Background. TERT oncogene rearrangement with transcriptional super-enhancers leads to substantial TERT
over-expression and neuroblastoma in high-risk neuroblastoma patients. Telomerase inhibitors show little
anticancer effects and cause life-threatening side effects in childhood brain cancer patients in clinical trials.
The transcriptional kinases CDK7 and CDK9 play critical roles in super-enhancer-associated oncogene
transcriptional initiation, pause release and elongation respectively, and CKIa induce p53 protein degradation.
The CDK7/CDK9/CKIa co-inhibitor A51 suppresses super-enhancer-associated oncogene expression and
activates p53 protein expression, resulting in leukemia regression in mice with no toxicity to normal tissues.

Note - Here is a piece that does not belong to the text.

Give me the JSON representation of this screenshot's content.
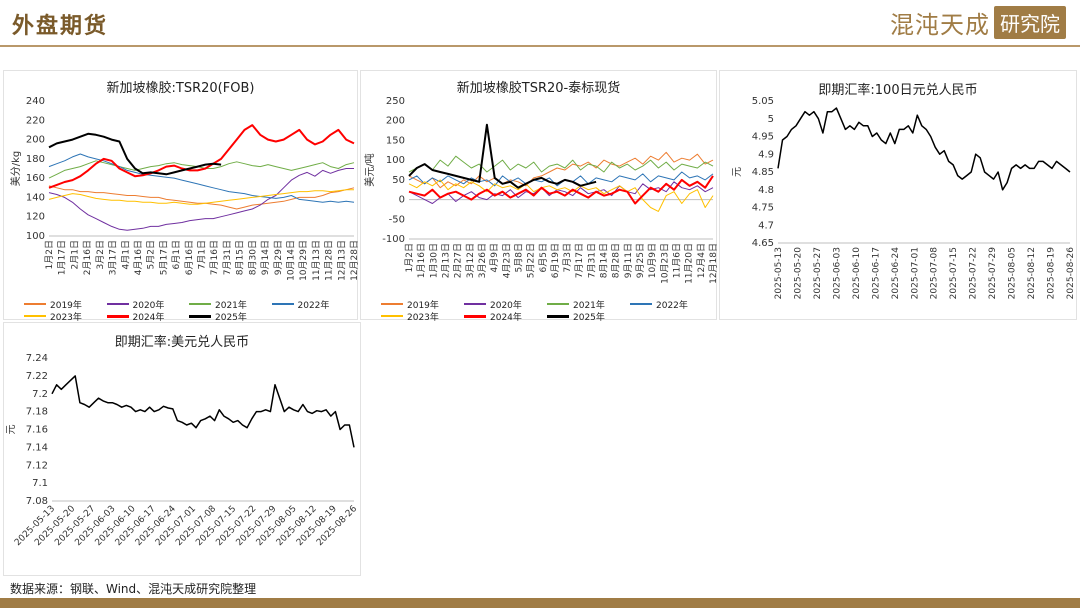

Preliminary Data. We have found that CDK7/CDK9/CKIa co-knockdown with shRNAs or treatment with the
CDK7/CDK9/CKIa co-inhibitor A51 considerably reduced TERT gene expression and MDM2 protein
expression, activated p53 protein expression, and induced substantial apoptosis in TERT oncogene-
rearranged neuroblastoma, but not normal cells. Analysis of a RNA sequencing gene expression-patient
prognosis dataset from 493 neuroblastoma patients, showed that high levels of CDK7 gene expression in
human tumor tissues positively correlated with high levels of TERT gene expression, and that high levels of
CDK7 and CKIa expression in human neuroblastoma tissues correlated with poor patient prognosis.

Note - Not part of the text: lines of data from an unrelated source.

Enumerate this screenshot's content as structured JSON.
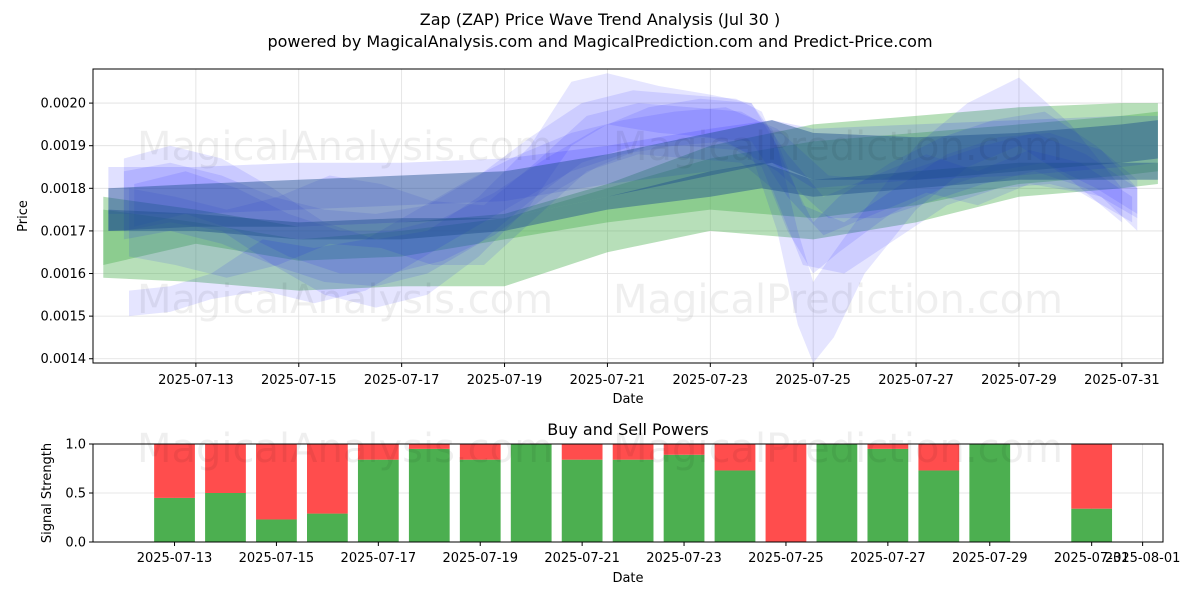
{
  "header": {
    "title": "Zap (ZAP) Price Wave Trend Analysis (Jul 30 )",
    "subtitle": "powered by MagicalAnalysis.com and MagicalPrediction.com and Predict-Price.com"
  },
  "watermarks": [
    "MagicalAnalysis.com",
    "MagicalPrediction.com"
  ],
  "colors": {
    "green": "#4caf50",
    "red": "#ff4d4d",
    "blue": "#0000ff",
    "band_green": "#66b266",
    "band_dark": "#1f4f8f"
  },
  "chart_data": [
    {
      "type": "area",
      "title": "",
      "xlabel": "Date",
      "ylabel": "Price",
      "grid": true,
      "xlim_days": [
        11.0,
        31.8
      ],
      "ylim": [
        0.00139,
        0.00208
      ],
      "xticks": [
        "2025-07-13",
        "2025-07-15",
        "2025-07-17",
        "2025-07-19",
        "2025-07-21",
        "2025-07-23",
        "2025-07-25",
        "2025-07-27",
        "2025-07-29",
        "2025-07-31"
      ],
      "xtick_days": [
        13,
        15,
        17,
        19,
        21,
        23,
        25,
        27,
        29,
        31
      ],
      "yticks": [
        "0.0014",
        "0.0015",
        "0.0016",
        "0.0017",
        "0.0018",
        "0.0019",
        "0.0020"
      ],
      "ytick_values": [
        0.0014,
        0.0015,
        0.0016,
        0.0017,
        0.0018,
        0.0019,
        0.002
      ],
      "series": [
        {
          "name": "green-wide",
          "color": "green",
          "opacity": 0.4,
          "x": [
            11.2,
            13,
            15,
            17,
            19,
            21,
            23,
            25,
            27,
            29,
            31,
            31.7
          ],
          "upper": [
            0.00178,
            0.00175,
            0.00171,
            0.00172,
            0.00174,
            0.00181,
            0.0019,
            0.00195,
            0.00197,
            0.00199,
            0.002,
            0.002
          ],
          "lower": [
            0.00159,
            0.00158,
            0.00156,
            0.00157,
            0.00157,
            0.00165,
            0.0017,
            0.00168,
            0.00172,
            0.00178,
            0.0018,
            0.00181
          ]
        },
        {
          "name": "green-mid",
          "color": "green",
          "opacity": 0.4,
          "x": [
            11.2,
            13,
            15,
            17,
            19,
            21,
            23,
            25,
            27,
            29,
            31,
            31.7
          ],
          "upper": [
            0.00175,
            0.00172,
            0.00168,
            0.0017,
            0.00173,
            0.0018,
            0.00187,
            0.00191,
            0.00193,
            0.00195,
            0.00197,
            0.00198
          ],
          "lower": [
            0.00162,
            0.00167,
            0.00163,
            0.00164,
            0.00168,
            0.00172,
            0.00175,
            0.00173,
            0.00176,
            0.00181,
            0.00183,
            0.00184
          ]
        },
        {
          "name": "blue-flat-top",
          "color": "blue",
          "opacity": 0.12,
          "x": [
            11.3,
            13,
            15,
            17,
            19,
            21,
            23,
            24.2,
            25,
            27,
            29,
            31,
            31.7
          ],
          "upper": [
            0.00185,
            0.00185,
            0.00186,
            0.00186,
            0.00187,
            0.0019,
            0.00194,
            0.00196,
            0.00194,
            0.00195,
            0.00196,
            0.00197,
            0.00197
          ],
          "lower": [
            0.00174,
            0.00174,
            0.00175,
            0.00176,
            0.00177,
            0.00181,
            0.00184,
            0.00186,
            0.0018,
            0.00182,
            0.00183,
            0.00185,
            0.00186
          ]
        },
        {
          "name": "blue-wave-1",
          "color": "blue",
          "opacity": 0.1,
          "x": [
            11.6,
            12.5,
            13.5,
            14.5,
            15.5,
            16.5,
            17.5,
            18.5,
            19.5,
            20.3,
            21,
            22,
            23,
            23.8,
            24.3,
            24.7,
            25,
            25.4,
            26,
            27,
            28,
            29,
            30,
            31
          ],
          "upper": [
            0.00187,
            0.0019,
            0.00187,
            0.0018,
            0.00172,
            0.00168,
            0.0017,
            0.00178,
            0.0019,
            0.00205,
            0.00207,
            0.00204,
            0.00202,
            0.002,
            0.0019,
            0.0017,
            0.00158,
            0.00165,
            0.00175,
            0.0019,
            0.002,
            0.00206,
            0.00195,
            0.0018
          ],
          "lower": [
            0.0017,
            0.00172,
            0.0017,
            0.00162,
            0.00155,
            0.00152,
            0.00155,
            0.00164,
            0.00176,
            0.0019,
            0.00195,
            0.00193,
            0.00192,
            0.00188,
            0.0017,
            0.00148,
            0.00139,
            0.00145,
            0.0016,
            0.00175,
            0.00185,
            0.0019,
            0.00182,
            0.00172
          ]
        },
        {
          "name": "blue-wave-2",
          "color": "blue",
          "opacity": 0.1,
          "x": [
            11.6,
            12.5,
            13.5,
            14.5,
            15.5,
            16.5,
            17.5,
            18.5,
            19.5,
            20.5,
            21.5,
            22.5,
            23.5,
            24,
            24.5,
            25,
            25.5,
            26.5,
            27.5,
            28.5,
            29.5,
            30.5,
            31.3
          ],
          "upper": [
            0.00184,
            0.00186,
            0.00183,
            0.00178,
            0.00175,
            0.00174,
            0.00176,
            0.00183,
            0.00192,
            0.002,
            0.00203,
            0.00202,
            0.00201,
            0.00198,
            0.00184,
            0.00172,
            0.00178,
            0.00186,
            0.00192,
            0.00196,
            0.00198,
            0.0019,
            0.00182
          ],
          "lower": [
            0.00168,
            0.0017,
            0.00167,
            0.00162,
            0.00158,
            0.00157,
            0.0016,
            0.00167,
            0.00177,
            0.00186,
            0.0019,
            0.0019,
            0.00189,
            0.00185,
            0.0017,
            0.0016,
            0.00165,
            0.00174,
            0.0018,
            0.00184,
            0.00186,
            0.0018,
            0.00174
          ]
        },
        {
          "name": "blue-wave-3",
          "color": "blue",
          "opacity": 0.1,
          "x": [
            11.7,
            12.6,
            13.6,
            14.6,
            15.6,
            16.6,
            17.6,
            18.6,
            19.6,
            20.6,
            21.6,
            22.6,
            23.6,
            24.2,
            24.8,
            25.6,
            26.6,
            27.6,
            28.6,
            29.6,
            30.6,
            31.3
          ],
          "upper": [
            0.0018,
            0.00178,
            0.00175,
            0.00178,
            0.00183,
            0.00181,
            0.00177,
            0.00176,
            0.00186,
            0.00197,
            0.002,
            0.00199,
            0.00198,
            0.00194,
            0.00176,
            0.00172,
            0.0018,
            0.00188,
            0.00192,
            0.00193,
            0.00189,
            0.0018
          ],
          "lower": [
            0.00164,
            0.00162,
            0.00159,
            0.00162,
            0.00167,
            0.00166,
            0.00162,
            0.00162,
            0.00173,
            0.00184,
            0.00188,
            0.00187,
            0.00186,
            0.0018,
            0.00162,
            0.0016,
            0.00168,
            0.00176,
            0.0018,
            0.00181,
            0.00178,
            0.0017
          ]
        },
        {
          "name": "blue-wave-4",
          "color": "blue",
          "opacity": 0.1,
          "x": [
            11.7,
            12.5,
            13.3,
            14.3,
            15.3,
            16.3,
            17.3,
            18.3,
            19.3,
            20.3,
            21.3,
            22.3,
            23.3,
            24.3,
            25.3,
            26.3,
            27.3,
            28.3,
            29.3,
            30.3,
            31.3
          ],
          "upper": [
            0.00156,
            0.00157,
            0.0016,
            0.00168,
            0.00166,
            0.00168,
            0.00175,
            0.00182,
            0.00188,
            0.00193,
            0.00196,
            0.00198,
            0.00199,
            0.00194,
            0.00183,
            0.00182,
            0.00186,
            0.0019,
            0.00193,
            0.00188,
            0.0018
          ],
          "lower": [
            0.0015,
            0.00151,
            0.00154,
            0.00156,
            0.00153,
            0.00156,
            0.00163,
            0.0017,
            0.00177,
            0.00184,
            0.00188,
            0.0019,
            0.00191,
            0.00184,
            0.00173,
            0.00173,
            0.00177,
            0.00181,
            0.00184,
            0.0018,
            0.00173
          ]
        },
        {
          "name": "blue-wave-5",
          "color": "blue",
          "opacity": 0.1,
          "x": [
            11.8,
            12.8,
            13.8,
            14.8,
            15.8,
            16.8,
            17.8,
            18.8,
            19.8,
            20.8,
            21.8,
            22.8,
            23.8,
            24.5,
            25.2,
            26.2,
            27.2,
            28.2,
            29.2,
            30.2,
            31.2
          ],
          "upper": [
            0.00181,
            0.00184,
            0.0018,
            0.00174,
            0.0017,
            0.0017,
            0.00173,
            0.00179,
            0.00187,
            0.00194,
            0.00199,
            0.00201,
            0.002,
            0.00188,
            0.00178,
            0.00183,
            0.00188,
            0.00184,
            0.00189,
            0.00186,
            0.00178
          ],
          "lower": [
            0.00171,
            0.00174,
            0.0017,
            0.00164,
            0.0016,
            0.0016,
            0.00163,
            0.00169,
            0.00178,
            0.00185,
            0.0019,
            0.00192,
            0.00191,
            0.00178,
            0.00169,
            0.00174,
            0.00179,
            0.00176,
            0.00181,
            0.00179,
            0.00172
          ]
        },
        {
          "name": "dark-band-top",
          "color": "band_dark",
          "opacity": 0.45,
          "x": [
            11.3,
            13,
            15,
            17,
            19,
            21,
            23,
            24.2,
            25,
            27,
            29,
            31,
            31.7
          ],
          "upper": [
            0.0018,
            0.00181,
            0.00182,
            0.00183,
            0.00184,
            0.00188,
            0.00193,
            0.00196,
            0.00193,
            0.00192,
            0.00193,
            0.00195,
            0.00196
          ],
          "lower": [
            0.0017,
            0.00171,
            0.00171,
            0.00172,
            0.00173,
            0.00178,
            0.00183,
            0.00186,
            0.00182,
            0.00182,
            0.00184,
            0.00186,
            0.00187
          ]
        },
        {
          "name": "dark-band-bottom",
          "color": "band_dark",
          "opacity": 0.45,
          "x": [
            11.3,
            13,
            15,
            17,
            19,
            21,
            23,
            24,
            25,
            27,
            29,
            31,
            31.7
          ],
          "upper": [
            0.00175,
            0.00174,
            0.00172,
            0.00173,
            0.00173,
            0.00178,
            0.00184,
            0.00186,
            0.00182,
            0.00184,
            0.00186,
            0.00186,
            0.00186
          ],
          "lower": [
            0.0017,
            0.0017,
            0.00168,
            0.00168,
            0.0017,
            0.00175,
            0.00178,
            0.0018,
            0.00178,
            0.0018,
            0.00182,
            0.00182,
            0.00182
          ]
        }
      ]
    },
    {
      "type": "bar",
      "title": "Buy and Sell Powers",
      "xlabel": "Date",
      "ylabel": "Signal Strength",
      "grid": true,
      "xlim_days": [
        11.4,
        32.4
      ],
      "ylim": [
        0,
        1
      ],
      "xticks": [
        "2025-07-13",
        "2025-07-15",
        "2025-07-17",
        "2025-07-19",
        "2025-07-21",
        "2025-07-23",
        "2025-07-25",
        "2025-07-27",
        "2025-07-29",
        "2025-07-31",
        "2025-08-01"
      ],
      "xtick_days": [
        13,
        15,
        17,
        19,
        21,
        23,
        25,
        27,
        29,
        31,
        32
      ],
      "yticks": [
        "0.0",
        "0.5",
        "1.0"
      ],
      "ytick_values": [
        0,
        0.5,
        1
      ],
      "days": [
        13,
        14,
        15,
        16,
        17,
        18,
        19,
        20,
        21,
        22,
        23,
        24,
        25,
        26,
        27,
        28,
        29,
        31
      ],
      "series": [
        {
          "name": "Buy",
          "color": "green",
          "values": [
            0.45,
            0.5,
            0.23,
            0.29,
            0.84,
            0.95,
            0.84,
            1.0,
            0.84,
            0.84,
            0.89,
            0.73,
            0.0,
            1.0,
            0.95,
            0.73,
            1.0,
            0.34
          ]
        },
        {
          "name": "Sell",
          "color": "red",
          "values": [
            0.55,
            0.5,
            0.77,
            0.71,
            0.16,
            0.05,
            0.16,
            0.0,
            0.16,
            0.16,
            0.11,
            0.27,
            1.0,
            0.0,
            0.05,
            0.27,
            0.0,
            0.66
          ]
        }
      ]
    }
  ]
}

Specific Aims. (1) To identify the critical roles of CDK7 and CDK9 in inducing TERT gene transcriptional
initiation, elongation and over-expression and CKIa in inducing p53 protein degradation in TERT-rearranged
neuroblastoma cells; (2) To identify the critical roles of CDK7, CDK9 and CKIa in TERT-rearranged
neuroblastoma cell proliferation and survival in vitro and tumor progression in vivo; (3) To define the anticancer
efficacy of the CDK7/CDK9/CKIa co-inhibitor A51 against TERT-rearranged neuroblastoma in vitro and in vivo.
Outcomes and Significance. We hope to demonstrate that CDK7 and CDK9 co-operatively induce TERT
gene transcriptional initiation, pause release, elongation and over-expression, and CKIa induces p53 protein
degradation; that CDK7, CDK9 and CKIa co-operatively induce TERT-rearranged neuroblastoma cell
proliferation and survival in vitro and tumor progression in vivo; and that the CDK7/CDK9/CKIa co-inhibitor A51
efficiently blocks TERT gene transcriptional initiation, pause release, elongation and expression, activates p53
protein expression, induces neuroblastoma cell apoptosis in vitro, and blocks tumor progression and causes
tumor regression in mice xenografted with TERT-rearranged neuroblastoma cell lines or patient-derived
neuroblastoma tissues. As A51 is currently in clinical trials in leukemia patients, completion of this project will
provide the vital evidence for clinical trials of A51 therapy in patients with TERT gene-rearranged
neuroblastoma, against which no targeted therapy is now available for, or has ever be tested in, clinical trials.